Rivers and glaciers, for example, have moved about 10 billion tonnes of sediment from mountain to sea each year on average, over geological time. Each year humans mine about 7 billion tonnes of coal and 2.3 billion tonnes of iron ore. We shift about the same amount again of overburden to access these resources, along with construction aggregate and other excavations. In short, we are now one of the main agents shaping the earth's surface.
In Australia, natural erosion removes between 50 and 100 million tonnes each year. Yet one proposed mining development alone plans to extract about 14 billion tonnes of rock over a 40-year period, with peak extraction rates of about 400 million tonnes per year.
Our cities, transport routes, farms, forests and grazing activities have also altered the surface of more than half of all habitable ice-free lands. So rapidly are we extinguishing other species that future geologists will be able to discern this sudden mass disappearance from the fossil record - a mass extinction event seen only five times previously.
But it is in our energy use that the scale of our activity becomes truly mind-boggling.
Anyone who has seen film of a volcano erupt or those scenes of devastation from the recent Japanese earthquake and tsunami can intuitively appreciate the immense energy involved in the natural processes that shape our planet as it vents heat stored deep within its interior.
The rate at which heat is released from the earth - a measure of its natural ''metabolic'' rate - is about 44,000 billion watts, and reflects the average rate of energy used in moving all the continents, making all the mountains, the earthquakes and the volcanoes, in a process we call plate tectonics.
During the 20th century, it is estimated that a touch under 1000 billion tonnes of carbon dioxide was emitted from the burning of fossil fuels and cement production. Now we are adding about 30 billion tonnes a year and the rate of increase in carbon dioxide concentrations is doubling about every 30 years.
To generate all that CO2 we annually consume more than 13 billion tonnes of coal, oil and natural gas as part of a global energy system that operates at a rate of some 16,000 billion watts. The human consumption rate is already more than one-third of the earth's natural heat-loss rate.
And with our energy use doubling every 34 years, we are on course to surpass the energy released by plate tectonics by about 2060.

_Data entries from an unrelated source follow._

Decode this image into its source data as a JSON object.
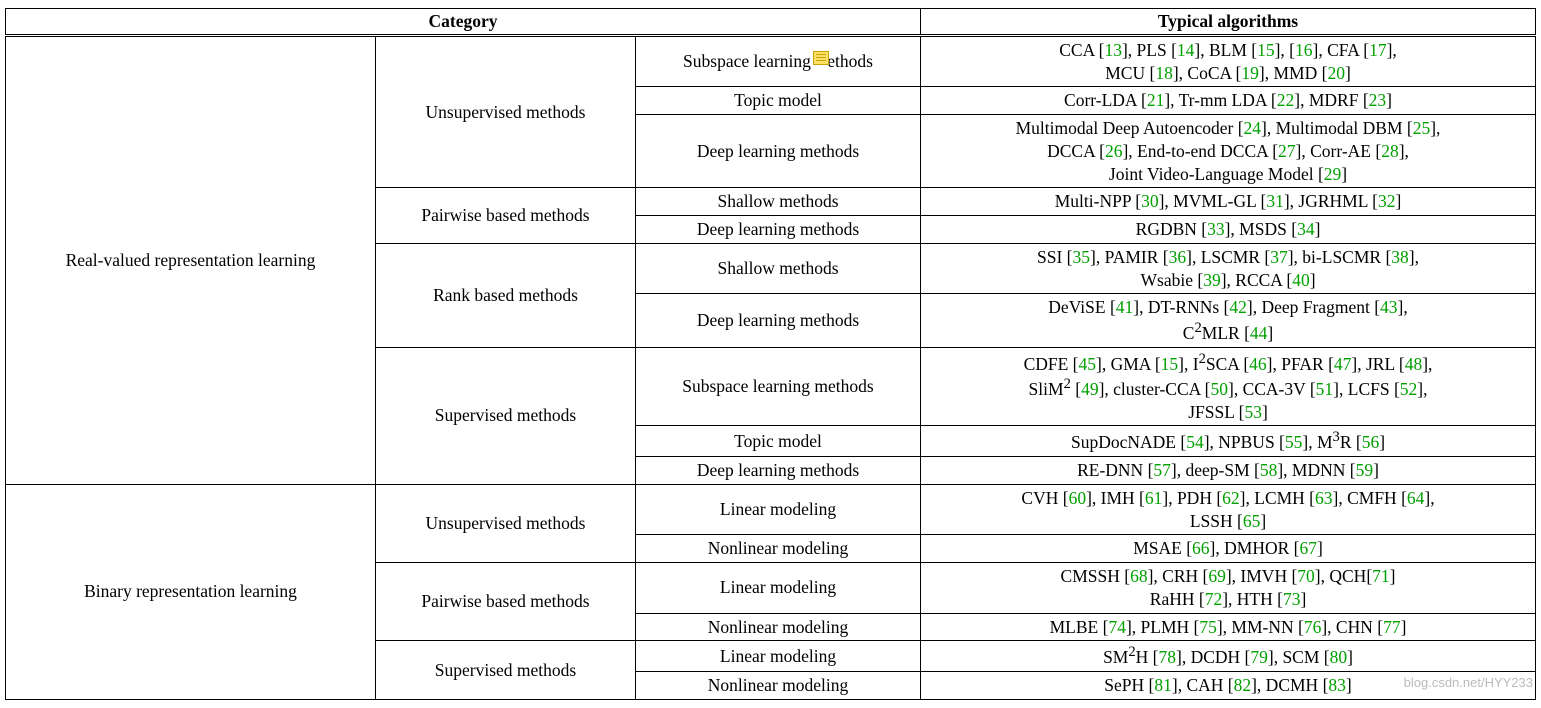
{
  "header": {
    "category": "Category",
    "algorithms": "Typical algorithms"
  },
  "col1": {
    "real": "Real-valued representation learning",
    "binary": "Binary representation learning"
  },
  "col2": {
    "unsup": "Unsupervised methods",
    "pair": "Pairwise based methods",
    "rank": "Rank based methods",
    "sup": "Supervised methods"
  },
  "col3": {
    "subspace": "Subspace learning",
    "subspace_full": "Subspace learning methods",
    "methods_tail": "ethods",
    "topic": "Topic model",
    "deep": "Deep learning methods",
    "shallow": "Shallow methods",
    "linear": "Linear modeling",
    "nonlinear": "Nonlinear modeling"
  },
  "rows": {
    "r1": [
      {
        "t": "CCA ",
        "r": "13"
      },
      {
        "t": ", PLS ",
        "r": "14"
      },
      {
        "t": ", BLM ",
        "r": "15"
      },
      {
        "t": ", ",
        "r": "16"
      },
      {
        "t": ", CFA ",
        "r": "17"
      },
      {
        "t": ",",
        "br": true
      },
      {
        "t": "MCU ",
        "r": "18"
      },
      {
        "t": ", CoCA ",
        "r": "19"
      },
      {
        "t": ", MMD ",
        "r": "20"
      }
    ],
    "r2": [
      {
        "t": "Corr-LDA ",
        "r": "21"
      },
      {
        "t": ", Tr-mm LDA ",
        "r": "22"
      },
      {
        "t": ", MDRF ",
        "r": "23"
      }
    ],
    "r3": [
      {
        "t": "Multimodal Deep Autoencoder ",
        "r": "24"
      },
      {
        "t": ", Multimodal DBM ",
        "r": "25"
      },
      {
        "t": ",",
        "br": true
      },
      {
        "t": "DCCA ",
        "r": "26"
      },
      {
        "t": ", End-to-end DCCA ",
        "r": "27"
      },
      {
        "t": ", Corr-AE ",
        "r": "28"
      },
      {
        "t": ",",
        "br": true
      },
      {
        "t": "Joint Video-Language Model ",
        "r": "29"
      }
    ],
    "r4": [
      {
        "t": "Multi-NPP ",
        "r": "30"
      },
      {
        "t": ", MVML-GL ",
        "r": "31"
      },
      {
        "t": ", JGRHML ",
        "r": "32"
      }
    ],
    "r5": [
      {
        "t": "RGDBN ",
        "r": "33"
      },
      {
        "t": ", MSDS ",
        "r": "34"
      }
    ],
    "r6": [
      {
        "t": "SSI ",
        "r": "35"
      },
      {
        "t": ", PAMIR ",
        "r": "36"
      },
      {
        "t": ", LSCMR ",
        "r": "37"
      },
      {
        "t": ", bi-LSCMR ",
        "r": "38"
      },
      {
        "t": ",",
        "br": true
      },
      {
        "t": "Wsabie ",
        "r": "39"
      },
      {
        "t": ", RCCA ",
        "r": "40"
      }
    ],
    "r7": [
      {
        "t": "DeViSE ",
        "r": "41"
      },
      {
        "t": ", DT-RNNs ",
        "r": "42"
      },
      {
        "t": ", Deep Fragment ",
        "r": "43"
      },
      {
        "t": ",",
        "br": true
      },
      {
        "t": "C",
        "sup": "2"
      },
      {
        "t": "MLR ",
        "r": "44"
      }
    ],
    "r8": [
      {
        "t": "CDFE ",
        "r": "45"
      },
      {
        "t": ", GMA ",
        "r": "15"
      },
      {
        "t": ", I",
        "sup": "2"
      },
      {
        "t": "SCA ",
        "r": "46"
      },
      {
        "t": ", PFAR ",
        "r": "47"
      },
      {
        "t": ", JRL ",
        "r": "48"
      },
      {
        "t": ",",
        "br": true
      },
      {
        "t": "SliM",
        "sup": "2"
      },
      {
        "t": " ",
        "r": "49"
      },
      {
        "t": ", cluster-CCA ",
        "r": "50"
      },
      {
        "t": ", CCA-3V ",
        "r": "51"
      },
      {
        "t": ", LCFS ",
        "r": "52"
      },
      {
        "t": ",",
        "br": true
      },
      {
        "t": "JFSSL ",
        "r": "53"
      }
    ],
    "r9": [
      {
        "t": "SupDocNADE ",
        "r": "54"
      },
      {
        "t": ", NPBUS ",
        "r": "55"
      },
      {
        "t": ", M",
        "sup": "3"
      },
      {
        "t": "R ",
        "r": "56"
      }
    ],
    "r10": [
      {
        "t": "RE-DNN ",
        "r": "57"
      },
      {
        "t": ", deep-SM ",
        "r": "58"
      },
      {
        "t": ", MDNN ",
        "r": "59"
      }
    ],
    "r11": [
      {
        "t": "CVH ",
        "r": "60"
      },
      {
        "t": ", IMH ",
        "r": "61"
      },
      {
        "t": ", PDH ",
        "r": "62"
      },
      {
        "t": ", LCMH ",
        "r": "63"
      },
      {
        "t": ", CMFH ",
        "r": "64"
      },
      {
        "t": ",",
        "br": true
      },
      {
        "t": "LSSH ",
        "r": "65"
      }
    ],
    "r12": [
      {
        "t": "MSAE ",
        "r": "66"
      },
      {
        "t": ", DMHOR ",
        "r": "67"
      }
    ],
    "r13": [
      {
        "t": "CMSSH ",
        "r": "68"
      },
      {
        "t": ", CRH ",
        "r": "69"
      },
      {
        "t": ", IMVH ",
        "r": "70"
      },
      {
        "t": ", QCH",
        "r": "71"
      },
      {
        "br": true
      },
      {
        "t": "RaHH ",
        "r": "72"
      },
      {
        "t": ", HTH ",
        "r": "73"
      }
    ],
    "r14": [
      {
        "t": "MLBE ",
        "r": "74"
      },
      {
        "t": ", PLMH ",
        "r": "75"
      },
      {
        "t": ", MM-NN ",
        "r": "76"
      },
      {
        "t": ", CHN ",
        "r": "77"
      }
    ],
    "r15": [
      {
        "t": "SM",
        "sup": "2"
      },
      {
        "t": "H ",
        "r": "78"
      },
      {
        "t": ", DCDH ",
        "r": "79"
      },
      {
        "t": ", SCM ",
        "r": "80"
      }
    ],
    "r16": [
      {
        "t": "SePH ",
        "r": "81"
      },
      {
        "t": ", CAH ",
        "r": "82"
      },
      {
        "t": ", DCMH ",
        "r": "83"
      }
    ]
  },
  "watermark": "blog.csdn.net/HYY233"
}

To put those figures in a more sober context, we now consume energy at a rate equivalent to detonating one Hiroshima bomb (60,000 billion joules) about every four seconds and are on a trajectory towards one Hiroshima bomb every second before the end of the century.
The ocean has already soaked up so much carbon dioxide that its acidity has increased by 25 per cent since pre-industrial times and, according to recent measurements, is now absorbing heat at a rate of about 300,000 billion watts. When my students measure the temperature in boreholes across Australia, they invariably see that as much heat is now going into the upper 30 to 50 metres of the earth's crust as is trying to get out - a result entirely consistent with the surface temperature rises measured by climate scientists.
The world's human population has grown so much and so fast - trebling in one century and still soaring by more than 70 million a year - that it is perhaps not surprising that the vast scale of our combined environmental impacts is yet to sink in.
Geologists don't readily tinker with their precious timescale - adding a new epoch is akin to adding a new verse to the Lord's Prayer. So proposing one named after us indicates that the international geological community fully understands the reality of the unprecedented impact we are having on our planet.
Mike Sandiford is professor of geology and director of the Melbourne Energy Institute, University of Melbourne.